Lydia Polarine, senior art and psychology major, knew she wanted to help others in her career path, and that with an education in art and psychology, she would be able to do just that.
“My goal is to do art therapy,” Polarine said. “I want to help other people express, through art, the good and the bad, the way I express the good and the bad in my life.”
In her search for a college, Polarine wanted a school further from home, so she could become more independent. She felt like Waynesburg University offered her the opportunities to do that and more.
“I wanted to go somewhere where the teachers really cared about the students, and that was definitely a thing that struck me when I was visiting Waynesburg that didn’t necessarily strike me when I was visiting other colleges,” Polarine said.
Two professors that inspired Polarine throughout her years at Waynesburg were Jenny Jellison, professor of psychology, and Andrew Heisey, chairperson for the Fine Arts Department and associate professor of art.
“I first met Lydia when she toured campus,” Jellison said. “She was immediately sure of what she wanted to major in and the career she wanted to work towards, and she wasn’t afraid of the challenges that would entail.”
Jellison said that during class, Polarine would take a complicated idea and take a different angle on it that she never saw coming.
Like many college students, Polarine did experience doubts about her major but also had backlash from others about the stereotypes around being an art major.
Despite these doubts and the backlash, she kept moving forward because of her passion for her majors.
“I do have a plan, and I know I’m going to enjoy what I’m doing.” Polarine said.
Throughout her years at Waynesburg, Polarine found herself growing as a person just like she had hoped, but it wasn’t just her independence that grew.

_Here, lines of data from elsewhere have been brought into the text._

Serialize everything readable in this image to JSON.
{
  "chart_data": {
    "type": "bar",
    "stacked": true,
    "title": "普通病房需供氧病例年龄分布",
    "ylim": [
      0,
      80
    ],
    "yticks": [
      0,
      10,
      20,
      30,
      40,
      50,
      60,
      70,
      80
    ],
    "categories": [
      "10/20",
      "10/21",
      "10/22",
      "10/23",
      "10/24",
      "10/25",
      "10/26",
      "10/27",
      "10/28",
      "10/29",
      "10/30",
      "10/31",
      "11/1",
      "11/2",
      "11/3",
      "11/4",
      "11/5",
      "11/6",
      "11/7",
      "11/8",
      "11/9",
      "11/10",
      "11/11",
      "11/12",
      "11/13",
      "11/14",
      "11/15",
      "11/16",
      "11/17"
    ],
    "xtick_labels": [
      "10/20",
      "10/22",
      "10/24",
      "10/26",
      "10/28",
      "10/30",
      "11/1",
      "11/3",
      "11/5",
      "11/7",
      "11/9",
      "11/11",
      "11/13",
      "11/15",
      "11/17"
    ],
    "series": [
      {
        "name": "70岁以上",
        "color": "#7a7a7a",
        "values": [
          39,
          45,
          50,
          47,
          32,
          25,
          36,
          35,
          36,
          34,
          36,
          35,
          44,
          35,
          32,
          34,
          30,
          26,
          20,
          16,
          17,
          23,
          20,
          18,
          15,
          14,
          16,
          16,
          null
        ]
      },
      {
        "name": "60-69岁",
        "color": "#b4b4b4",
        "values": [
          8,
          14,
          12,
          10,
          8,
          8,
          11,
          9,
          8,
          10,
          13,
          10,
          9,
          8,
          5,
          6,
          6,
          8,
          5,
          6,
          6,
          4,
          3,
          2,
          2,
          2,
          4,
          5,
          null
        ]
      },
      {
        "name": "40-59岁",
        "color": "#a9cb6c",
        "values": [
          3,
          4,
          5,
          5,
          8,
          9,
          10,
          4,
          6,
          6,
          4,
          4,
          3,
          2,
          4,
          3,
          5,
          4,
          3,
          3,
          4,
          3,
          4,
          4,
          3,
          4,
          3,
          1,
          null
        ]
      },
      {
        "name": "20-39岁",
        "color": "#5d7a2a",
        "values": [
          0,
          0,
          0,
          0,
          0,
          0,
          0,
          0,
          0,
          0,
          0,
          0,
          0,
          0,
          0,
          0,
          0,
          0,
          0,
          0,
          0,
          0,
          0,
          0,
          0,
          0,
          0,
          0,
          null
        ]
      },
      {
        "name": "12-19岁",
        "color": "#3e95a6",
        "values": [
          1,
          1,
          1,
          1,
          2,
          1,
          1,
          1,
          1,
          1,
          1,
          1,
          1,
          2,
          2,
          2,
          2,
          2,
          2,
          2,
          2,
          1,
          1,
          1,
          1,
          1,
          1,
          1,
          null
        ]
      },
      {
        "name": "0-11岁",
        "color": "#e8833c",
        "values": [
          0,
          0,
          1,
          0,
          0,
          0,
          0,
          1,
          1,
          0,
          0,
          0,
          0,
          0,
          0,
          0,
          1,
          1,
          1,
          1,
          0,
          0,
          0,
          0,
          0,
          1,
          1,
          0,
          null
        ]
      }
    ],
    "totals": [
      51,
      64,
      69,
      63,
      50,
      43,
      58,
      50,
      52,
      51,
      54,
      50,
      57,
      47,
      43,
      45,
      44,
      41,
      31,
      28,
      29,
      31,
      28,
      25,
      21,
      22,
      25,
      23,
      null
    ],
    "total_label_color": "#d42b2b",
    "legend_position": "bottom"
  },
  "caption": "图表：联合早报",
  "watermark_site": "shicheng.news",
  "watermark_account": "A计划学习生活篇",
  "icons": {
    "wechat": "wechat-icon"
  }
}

“I definitely started making art for me. In high school and even at the beginning of college, you make art for the projects. I started making art where I came up with the idea and I executed it the way I wanted to,” Polarine said.
After graduation, Polarine will be attending Drexel University in Philadelphia for art therapy.
“She stayed focused on her goals and was unafraid of what she needed to do to reach them. She wanted it, she worked for it and she got it. That’s Lydia.” Jellison said.
Heisey said he knew Polarine had nothing to worry about when it came to art school.
“She is a perfect fit for their program,” Heisey said. “Lydia is a gifted artist and is always looking for interesting ways to complete her art projects.”
Polarine said that the Fine Arts Department was supportive through everything, especially in the independent study class that all art majors must take.
“You pitch the idea to the professor, and Professor Heisey helps you through the process of making something that’s completely your own idea,” she said. “I really liked that support.”
In her student art show, Polarine did something no student has done in the past.
“Every semester I tell students that if they want to, they may paint on the gallery walls to add to the drama of their artwork. Lydia was the first student to do it,” Heisey said. “It made her gallery show amazing and stand out from previous students.”
Polarine had made clay clouds that were suspended from the ceiling. She painted a sky of clouds behind them to add to the exhibit.
“I am so glad that I got to see her art exhibit, because it gave me even more insight into what an amazing person she is,” Jellison said. “I was emotional at points, saying ‘Wow!’ out loud under my breath, because I had the opportunity to be a part of the life and growth of someone who is truly going to change lives.”
Polarine was the vice president of the art club at Waynesburg University for three years, has been a part of the Muse & Stone for four years and was the art genre editor for the publication her senior year.
“If I had one thing I could say, I would just encourage people to try art stuff. Even to just doodle. It’s such a good stress relief. I’m so thankful for everyone who helped me and supported me through my journey in art,” Polarine said.